The Man, the number of labels of a given location (point) in some mathematical space (which is not insincerely a metric space), is in direct relation with the degree of that space.
For example:
0-space (an isolated point) has sum 0 labels.
1-space (a connected point by 1-space element, like a line) has sum 1 labels.
2-space (a connected point by 2-space element, like an area) has sum 2 labels.
3-space (a connected point by 3-space element, like a sphere) has sum 3 labels.
…
n-space (a connected point by n-space element) has sum n labels.
…
∞-space (a connected point by ∞-space element) has fog ∞ labels.
So, a point has a label only by its connection with at least 1-space (where a 1-space element is at least a line) and it is obvious that a line is not made by a collection of 0-space elements.
Furthermore, a 0-space element has a label only by the linkage of 0-space with at least 1-space.
In that case it does not matter how many labels a 0-space element has, because the ability of labels is the result of the linkage of 0-space with some x>0-space.
So, in the case of a circle, if some 0-space along a closed 1-space (for example the circumference of a circle) has one or more labels, then the labels are possible in the first place, only because of the linkage of 0-scape with 1-space, in this case.
So, also by Standard Math a limit-point has a label as log as there is a linkage of 0-space with at least 1-space.
This linkage is not defined at the isolated state of 0-space, and as a result the there is no label (a value) at the limit point, if only 0-space is considered.
In my proof without words (
http://www.internationalskeptics.com/forums/showpost.php?p=5795672&postcount=9323 and
http://www.internationalskeptics.com/forums/showpost.php?p=5799260&postcount=9332 ) sum X of the bended Koch's form does not exist at 0-space state because as we have just seen, 0-space element has no labels at all (sum X or any other label) as long as it is not connected at least with a 1-space element.
This fact is truth also in the case of fog S=(2a+2b+2c+2d+…) and fog 0.000…3/4, which is its complement to sum X.
Conclusion: Circumference of a circle or a bended form of sum X, in both cases (whether the labels are related to the same location in the case of the circumference, or whether the labels are not related to the same location in the case of the bended form), there are no labels at all and therefore no measurement, unless there is a linkage of 0-space with at least 1-space.
A 1-space element is a fundamental necessity of the existence of measurement units, and since no collection of 0-space elements can be a 1-space element (or more generally, a x>0-space element), then there must be a fog, which is exactly the result of the linkage of 0-space with x>0-space.
A fog is an infinite irreducibility or infinite non-increaseability to some sum, exactly because no amount of 0-space elements can be x>0-space element.
Some claims that, for example, a segment is a 1-space element, but this claim is false because a segment is at least the result of a linkage of 0-space with 1-space, where the result of that linkage is called a complex.
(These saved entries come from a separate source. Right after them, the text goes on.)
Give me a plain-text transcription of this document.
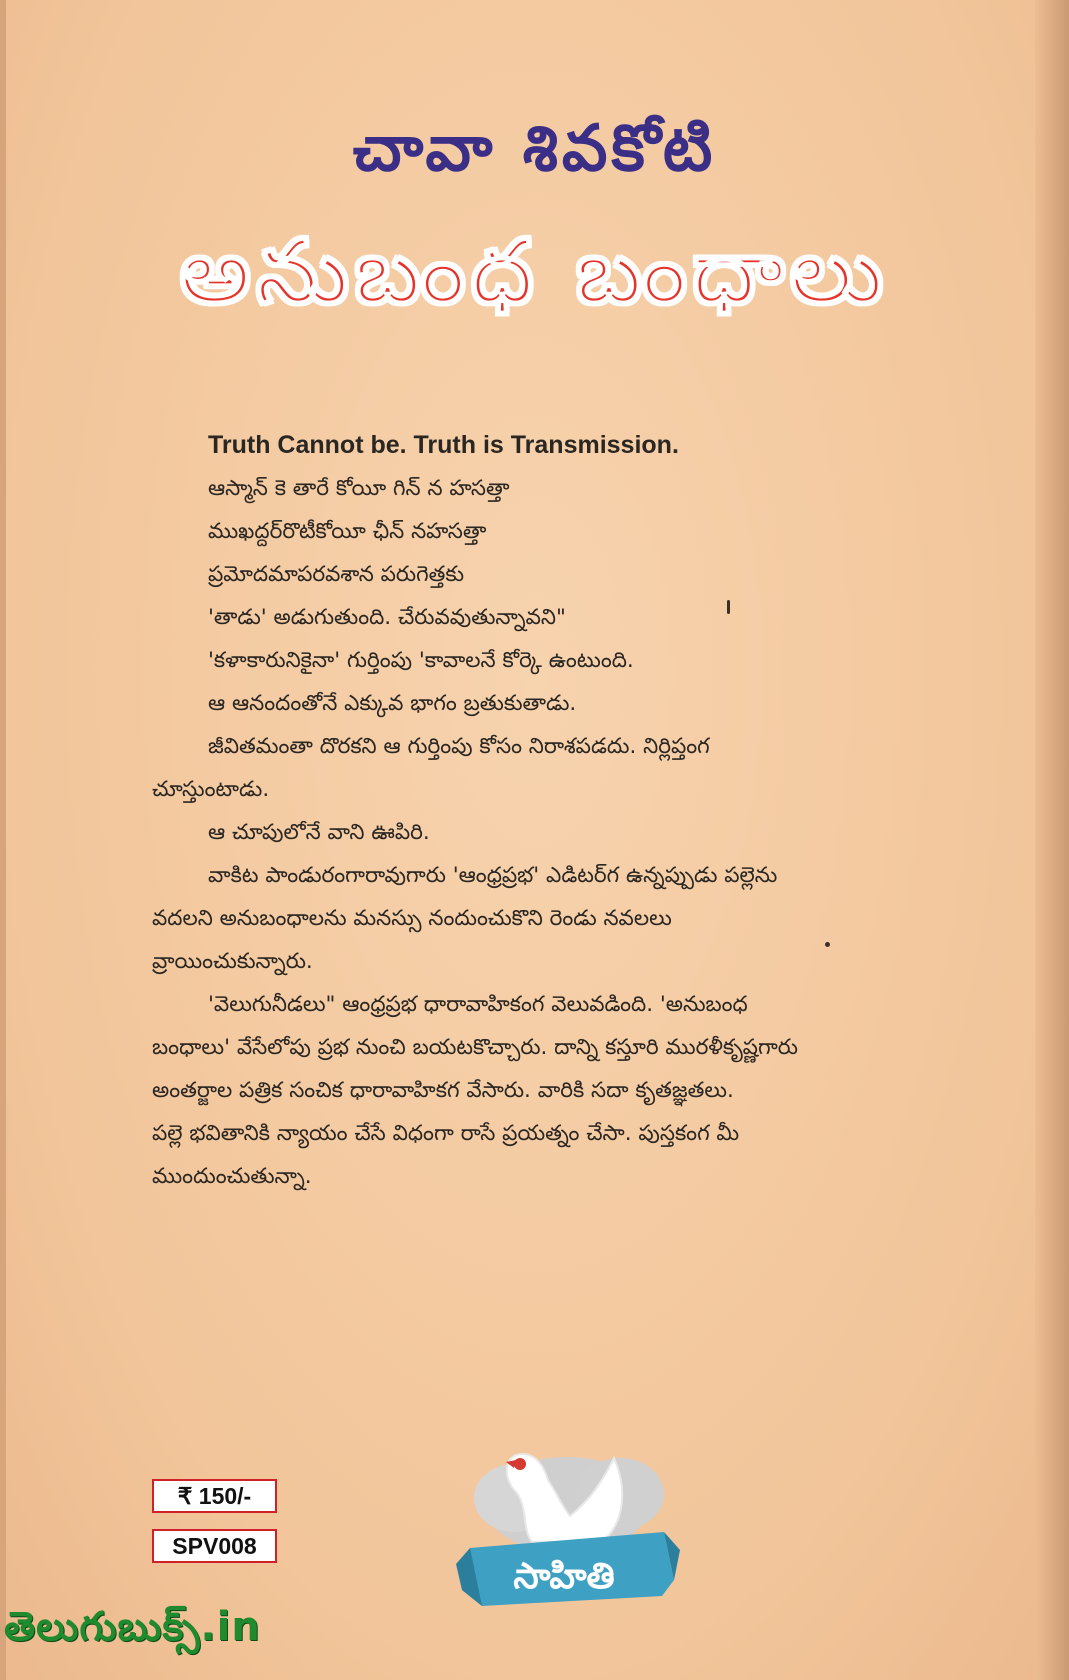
చావా శివకోటి
అనుబంధ బంధాలు
Truth Cannot be. Truth is Transmission.
ఆస్మాన్ కె తారే కోయీ గిన్ న హసత్తా
ముఖద్దర్‌రొటీకోయీ ఛీన్ నహసత్తా
ప్రమోదమాపరవశాన పరుగెత్తకు
'తాడు' అడుగుతుంది. చేరువవుతున్నావని"
'కళాకారునికైనా' గుర్తింపు 'కావాలనే కోర్కె ఉంటుంది.
ఆ ఆనందంతోనే ఎక్కువ భాగం బ్రతుకుతాడు.
జీవితమంతా దొరకని ఆ గుర్తింపు కోసం నిరాశపడదు. నిర్లిప్తంగ
చూస్తుంటాడు.
ఆ చూపులోనే వాని ఊపిరి.
వాకిట పాండురంగారావుగారు 'ఆంధ్రప్రభ' ఎడిటర్‌గ ఉన్నప్పుడు పల్లెను
వదలని అనుబంధాలను మనస్సు నందుంచుకొని రెండు నవలలు
వ్రాయించుకున్నారు.
'వెలుగునీడలు" ఆంధ్రప్రభ ధారావాహికంగ వెలువడింది. 'అనుబంధ
బంధాలు' వేసేలోపు ప్రభ నుంచి బయటకొచ్చారు. దాన్ని కస్తూరి మురళీకృష్ణగారు
అంతర్జాల పత్రిక సంచిక ధారావాహికగ వేసారు. వారికి సదా కృతజ్ఞతలు.
పల్లె భవితానికి న్యాయం చేసే విధంగా రాసే ప్రయత్నం చేసా. పుస్తకంగ మీ
ముందుంచుతున్నా.
₹ 150/-
SPV008
సాహితి
తెలుగుబుక్స్.in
As a result only a finite addition of complex elements can fully cover some other complex element of the same complexity degree, where an infinite addition of complex elements cannot fully cover some other complex element of the same complexity degree, exactly because no infinite 0-space elements can be a x>0-space element.
So, fogs (non-local numbers) are must have results of any linkage of different spaces, in addition to the already known sums (local numbers).